Yesterday, I shared some interesting research that suggests that Omega-3 fatty acids may be your best defense against Postpartum Depression (PPD). As someone who does not eat seafood, I am guessing there are others like me who would like more options for preventing and overcoming PPD.
Exercise – Physical activity can play a big role in mental health and self-esteem. After pregnancy and childbirth, you may have difficulty recognizing your own body and may not like what you see. Most people suggest waiting six weeks after childbirth before starting exercise, and eight weeks if you had a cesarean section. If you are breastfeeding, you will likely feel more comfortable if you feed your baby before exercising. Exercise will help you lose the baby weight and feel more connected and in charge of your body. If you do not have someone to watch the baby while you are working out, find a gym with child care, workout at home during nap time, or take walks or runs with a stroller.

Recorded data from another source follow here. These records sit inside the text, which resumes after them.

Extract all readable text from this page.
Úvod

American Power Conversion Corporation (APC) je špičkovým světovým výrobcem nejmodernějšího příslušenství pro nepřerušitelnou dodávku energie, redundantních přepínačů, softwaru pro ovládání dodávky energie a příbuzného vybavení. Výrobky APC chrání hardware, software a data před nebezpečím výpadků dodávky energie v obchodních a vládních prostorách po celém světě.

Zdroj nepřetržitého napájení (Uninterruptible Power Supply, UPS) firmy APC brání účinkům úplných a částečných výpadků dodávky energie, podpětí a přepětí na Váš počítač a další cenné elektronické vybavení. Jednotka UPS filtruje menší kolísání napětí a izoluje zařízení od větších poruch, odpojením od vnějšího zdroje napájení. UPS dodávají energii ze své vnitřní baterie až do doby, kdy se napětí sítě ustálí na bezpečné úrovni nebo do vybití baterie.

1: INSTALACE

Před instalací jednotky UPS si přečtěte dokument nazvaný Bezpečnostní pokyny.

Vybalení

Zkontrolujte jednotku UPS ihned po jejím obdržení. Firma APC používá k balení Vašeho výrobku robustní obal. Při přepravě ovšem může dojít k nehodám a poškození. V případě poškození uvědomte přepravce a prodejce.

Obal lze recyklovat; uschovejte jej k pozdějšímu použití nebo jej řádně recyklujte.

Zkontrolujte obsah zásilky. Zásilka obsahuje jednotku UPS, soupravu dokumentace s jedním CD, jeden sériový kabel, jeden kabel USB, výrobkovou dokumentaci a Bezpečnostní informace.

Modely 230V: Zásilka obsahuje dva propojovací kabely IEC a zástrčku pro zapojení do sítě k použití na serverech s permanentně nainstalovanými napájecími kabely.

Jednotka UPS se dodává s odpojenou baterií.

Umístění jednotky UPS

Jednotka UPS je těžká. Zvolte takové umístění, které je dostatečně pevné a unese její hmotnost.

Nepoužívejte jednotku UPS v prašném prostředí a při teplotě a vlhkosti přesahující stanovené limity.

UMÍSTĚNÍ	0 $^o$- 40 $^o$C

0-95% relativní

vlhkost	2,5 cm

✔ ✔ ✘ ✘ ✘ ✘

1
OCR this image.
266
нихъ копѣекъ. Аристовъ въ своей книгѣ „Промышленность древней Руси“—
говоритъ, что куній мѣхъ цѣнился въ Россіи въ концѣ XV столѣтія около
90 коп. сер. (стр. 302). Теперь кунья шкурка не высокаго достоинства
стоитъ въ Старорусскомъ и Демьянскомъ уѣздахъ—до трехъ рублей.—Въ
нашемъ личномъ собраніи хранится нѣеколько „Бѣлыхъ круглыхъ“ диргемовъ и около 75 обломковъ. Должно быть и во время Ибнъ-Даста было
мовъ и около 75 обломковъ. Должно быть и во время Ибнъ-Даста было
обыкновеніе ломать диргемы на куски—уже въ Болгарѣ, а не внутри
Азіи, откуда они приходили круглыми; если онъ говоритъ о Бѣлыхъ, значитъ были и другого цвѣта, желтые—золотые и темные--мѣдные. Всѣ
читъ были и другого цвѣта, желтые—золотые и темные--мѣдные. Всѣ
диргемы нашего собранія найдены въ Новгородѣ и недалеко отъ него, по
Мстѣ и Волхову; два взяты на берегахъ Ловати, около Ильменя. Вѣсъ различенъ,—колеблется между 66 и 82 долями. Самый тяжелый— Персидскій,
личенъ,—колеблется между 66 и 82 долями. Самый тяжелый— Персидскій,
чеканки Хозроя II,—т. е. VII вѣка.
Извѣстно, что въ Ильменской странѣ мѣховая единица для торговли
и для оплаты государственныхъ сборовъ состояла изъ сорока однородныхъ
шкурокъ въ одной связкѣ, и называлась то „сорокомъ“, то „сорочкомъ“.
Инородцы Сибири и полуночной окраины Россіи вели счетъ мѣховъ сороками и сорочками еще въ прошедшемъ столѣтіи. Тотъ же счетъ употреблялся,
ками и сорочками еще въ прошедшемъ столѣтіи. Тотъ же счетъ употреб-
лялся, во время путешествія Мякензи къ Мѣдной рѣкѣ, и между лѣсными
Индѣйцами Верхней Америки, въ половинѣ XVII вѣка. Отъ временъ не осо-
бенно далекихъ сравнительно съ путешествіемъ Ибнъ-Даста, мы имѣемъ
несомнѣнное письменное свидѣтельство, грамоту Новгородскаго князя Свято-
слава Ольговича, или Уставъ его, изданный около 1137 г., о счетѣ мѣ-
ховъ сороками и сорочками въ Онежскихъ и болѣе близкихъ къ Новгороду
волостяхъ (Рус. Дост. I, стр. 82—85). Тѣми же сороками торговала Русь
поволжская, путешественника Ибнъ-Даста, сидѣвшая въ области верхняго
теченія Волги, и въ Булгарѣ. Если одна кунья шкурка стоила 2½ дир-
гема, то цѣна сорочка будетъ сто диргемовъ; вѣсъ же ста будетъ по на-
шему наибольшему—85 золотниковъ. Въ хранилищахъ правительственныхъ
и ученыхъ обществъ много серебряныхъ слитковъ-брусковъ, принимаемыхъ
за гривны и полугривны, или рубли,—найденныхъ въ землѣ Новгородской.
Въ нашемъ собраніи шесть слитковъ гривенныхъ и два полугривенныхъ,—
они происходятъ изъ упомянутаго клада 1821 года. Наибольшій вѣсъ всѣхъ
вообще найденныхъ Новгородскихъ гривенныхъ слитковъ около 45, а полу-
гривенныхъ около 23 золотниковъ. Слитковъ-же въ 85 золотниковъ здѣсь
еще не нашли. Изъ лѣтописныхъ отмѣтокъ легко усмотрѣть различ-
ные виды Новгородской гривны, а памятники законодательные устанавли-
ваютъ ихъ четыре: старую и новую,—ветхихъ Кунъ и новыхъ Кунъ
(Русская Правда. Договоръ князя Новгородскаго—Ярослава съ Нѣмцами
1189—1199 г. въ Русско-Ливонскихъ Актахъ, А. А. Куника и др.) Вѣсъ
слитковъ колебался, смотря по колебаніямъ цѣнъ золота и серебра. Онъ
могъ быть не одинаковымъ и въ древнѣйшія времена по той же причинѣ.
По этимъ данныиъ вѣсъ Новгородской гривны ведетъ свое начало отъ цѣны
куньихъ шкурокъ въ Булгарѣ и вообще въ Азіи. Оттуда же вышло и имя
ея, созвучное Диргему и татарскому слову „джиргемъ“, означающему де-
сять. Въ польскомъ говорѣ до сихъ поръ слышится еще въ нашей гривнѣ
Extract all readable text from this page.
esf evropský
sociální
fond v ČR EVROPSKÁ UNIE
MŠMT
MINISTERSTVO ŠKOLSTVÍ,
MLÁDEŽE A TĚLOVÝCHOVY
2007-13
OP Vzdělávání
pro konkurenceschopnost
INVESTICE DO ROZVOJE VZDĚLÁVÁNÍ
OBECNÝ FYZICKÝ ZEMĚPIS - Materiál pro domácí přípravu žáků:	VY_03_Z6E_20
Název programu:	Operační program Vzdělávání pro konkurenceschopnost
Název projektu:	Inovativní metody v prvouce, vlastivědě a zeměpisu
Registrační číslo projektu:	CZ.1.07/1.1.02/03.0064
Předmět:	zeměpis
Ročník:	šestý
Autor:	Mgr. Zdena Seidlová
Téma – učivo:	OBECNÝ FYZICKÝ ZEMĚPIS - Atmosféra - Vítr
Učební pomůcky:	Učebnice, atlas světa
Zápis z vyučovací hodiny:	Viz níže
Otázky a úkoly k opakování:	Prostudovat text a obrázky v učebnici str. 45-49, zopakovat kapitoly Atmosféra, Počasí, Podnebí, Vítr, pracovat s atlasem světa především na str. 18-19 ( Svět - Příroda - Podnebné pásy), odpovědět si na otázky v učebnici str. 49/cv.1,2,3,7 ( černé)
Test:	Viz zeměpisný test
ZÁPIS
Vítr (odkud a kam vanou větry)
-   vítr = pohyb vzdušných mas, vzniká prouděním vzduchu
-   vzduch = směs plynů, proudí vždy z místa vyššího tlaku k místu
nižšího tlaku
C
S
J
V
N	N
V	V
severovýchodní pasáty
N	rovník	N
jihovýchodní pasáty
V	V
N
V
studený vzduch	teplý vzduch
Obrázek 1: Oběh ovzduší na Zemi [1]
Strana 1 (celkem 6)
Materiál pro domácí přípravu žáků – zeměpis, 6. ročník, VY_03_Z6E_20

Rest – You have heard it before, but I will say it again: sleep when your baby is sleeping. Fatigue can increase depression and a myriad of other ailments. Even a newborn can require a lot of attention and energy. Make sure your physical energy supplies are full by getting as much rest as possible.
Eat well – Another way of building up physical energy reserves is to make sure that you are eating a healthy, balanced diet. If you are breastfeeding you will need extra calories to produce the milk needed for your baby’s nutrition. Eat small meals throughout the day to keep your energy up at all times. Avoid caffeine and alcohol, which can both increase feelings of depression and effect your child if breastfeeding.
Seek the Sun – Sunlight can have a positive effect on your mood. Get outside as much as possible. If it is not warm enough to be outside, keep the curtains open and soak up that vitamin D.
Seek support – Many moms can feel isolated; although they are with a baby almost constantly, newborns are not very interactive. Visit friends and family or have them visit you. Join a mommy group in your community like MOPS or online. You will find understanding, answers, and advice in such communities. If you need help, ask for it. Many family and friends will be happy to be involved and included, even if you’re just asking them to make a meal for you.
If these are not enough and you are still feeling not yourself, seek the support of a mental health professional who can help you through this transition.